What we would like to suggest, since you fell in love with a magnolia, is that you look for a native magnolia tree that you like, instead of pursuing a plant in your memory that you may never find. That catalog and mail order nursery may have gone out of business all those years ago, taking the trade name with them. Follow each plant link below to our website on that plant. This will tell you its growing conditions, water and sunlight needs and bloom time and color. There are 9 magnolias native to North America and 4 native to New York State, all of them in the southern part of New York in Orange,Westchester and Suffolk Counties. Ordinarily, the magnolia is considered a tree for the southeast states, but apparently the presence of the Atlantic Ocean around Long Island, where you live, modifies the climate sufficiently to allow the magnolia to grow.

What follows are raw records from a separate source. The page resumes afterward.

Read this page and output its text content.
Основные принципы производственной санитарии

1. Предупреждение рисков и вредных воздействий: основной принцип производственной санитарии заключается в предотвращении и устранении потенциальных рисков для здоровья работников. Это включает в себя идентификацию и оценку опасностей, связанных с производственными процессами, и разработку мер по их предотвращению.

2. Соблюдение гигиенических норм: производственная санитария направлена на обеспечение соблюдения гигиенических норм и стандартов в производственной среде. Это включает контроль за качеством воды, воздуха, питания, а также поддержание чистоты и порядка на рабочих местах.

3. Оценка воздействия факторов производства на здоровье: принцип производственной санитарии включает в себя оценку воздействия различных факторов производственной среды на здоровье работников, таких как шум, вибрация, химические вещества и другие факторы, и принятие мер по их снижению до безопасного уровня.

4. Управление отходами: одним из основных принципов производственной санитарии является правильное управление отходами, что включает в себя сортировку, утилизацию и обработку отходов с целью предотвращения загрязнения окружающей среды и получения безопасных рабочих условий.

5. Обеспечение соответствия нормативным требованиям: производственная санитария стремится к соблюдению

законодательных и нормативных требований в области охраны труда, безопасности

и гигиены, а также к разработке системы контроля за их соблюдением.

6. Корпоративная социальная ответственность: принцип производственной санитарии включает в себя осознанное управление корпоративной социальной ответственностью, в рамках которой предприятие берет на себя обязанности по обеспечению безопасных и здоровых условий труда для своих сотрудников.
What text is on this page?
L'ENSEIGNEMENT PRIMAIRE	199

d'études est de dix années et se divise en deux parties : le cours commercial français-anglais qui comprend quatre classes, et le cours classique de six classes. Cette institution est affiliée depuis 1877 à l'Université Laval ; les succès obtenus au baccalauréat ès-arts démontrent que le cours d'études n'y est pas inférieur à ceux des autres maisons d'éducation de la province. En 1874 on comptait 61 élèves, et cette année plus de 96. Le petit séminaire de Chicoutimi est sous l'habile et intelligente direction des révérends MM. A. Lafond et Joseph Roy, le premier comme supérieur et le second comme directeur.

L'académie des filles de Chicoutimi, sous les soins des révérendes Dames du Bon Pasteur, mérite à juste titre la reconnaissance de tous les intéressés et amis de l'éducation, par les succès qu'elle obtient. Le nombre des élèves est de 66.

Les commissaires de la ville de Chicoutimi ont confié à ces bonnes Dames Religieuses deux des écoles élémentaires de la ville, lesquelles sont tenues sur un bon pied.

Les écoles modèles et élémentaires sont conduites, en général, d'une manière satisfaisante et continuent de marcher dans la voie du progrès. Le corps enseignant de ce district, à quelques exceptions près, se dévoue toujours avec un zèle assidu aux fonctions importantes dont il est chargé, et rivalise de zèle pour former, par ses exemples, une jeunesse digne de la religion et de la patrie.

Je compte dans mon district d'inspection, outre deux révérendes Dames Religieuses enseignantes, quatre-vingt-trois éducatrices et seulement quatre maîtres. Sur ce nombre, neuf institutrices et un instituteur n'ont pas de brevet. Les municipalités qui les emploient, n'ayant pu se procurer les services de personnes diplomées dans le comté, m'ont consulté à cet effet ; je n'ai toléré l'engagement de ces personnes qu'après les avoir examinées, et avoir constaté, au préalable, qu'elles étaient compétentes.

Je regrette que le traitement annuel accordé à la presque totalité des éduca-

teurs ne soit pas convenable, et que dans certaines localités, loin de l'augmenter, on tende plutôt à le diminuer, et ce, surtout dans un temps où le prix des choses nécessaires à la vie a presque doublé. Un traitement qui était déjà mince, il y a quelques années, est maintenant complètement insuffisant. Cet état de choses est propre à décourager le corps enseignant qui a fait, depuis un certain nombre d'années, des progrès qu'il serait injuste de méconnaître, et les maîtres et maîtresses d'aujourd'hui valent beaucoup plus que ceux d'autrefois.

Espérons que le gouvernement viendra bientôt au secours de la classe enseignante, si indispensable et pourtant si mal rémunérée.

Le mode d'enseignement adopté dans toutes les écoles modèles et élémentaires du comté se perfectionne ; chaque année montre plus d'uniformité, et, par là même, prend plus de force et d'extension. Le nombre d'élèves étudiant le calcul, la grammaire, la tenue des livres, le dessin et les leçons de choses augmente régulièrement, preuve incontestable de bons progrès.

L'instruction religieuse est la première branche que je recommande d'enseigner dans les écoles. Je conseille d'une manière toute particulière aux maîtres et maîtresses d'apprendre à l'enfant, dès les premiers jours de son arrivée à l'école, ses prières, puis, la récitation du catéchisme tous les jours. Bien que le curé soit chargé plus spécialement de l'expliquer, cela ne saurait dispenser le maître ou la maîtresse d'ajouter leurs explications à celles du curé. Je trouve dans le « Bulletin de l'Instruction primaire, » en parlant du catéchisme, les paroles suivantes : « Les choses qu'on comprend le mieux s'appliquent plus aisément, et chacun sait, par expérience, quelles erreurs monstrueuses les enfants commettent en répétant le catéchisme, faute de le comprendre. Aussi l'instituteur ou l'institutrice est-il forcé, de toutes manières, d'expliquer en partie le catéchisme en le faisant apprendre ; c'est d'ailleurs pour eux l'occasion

The magnolias native to New York are:
Magnolia acuminata (Cucumbertree)
Magnolia fraseri (Mountain magnolia)
Magnolia tripetala (Umbrella tree)
Magnolia virginiana (Sweetbay)
Follow each plant link to our webpage on that plant to discover growiing conditions, light and water needs and bloom time.
In Texas, we recommend that trees be planted in cool weather, from November to January. Either late Fall or early Spring would probably be better where you are, but we recommend you contact the Cornell Cooperative Extension Office for Suffolk CO. for that information.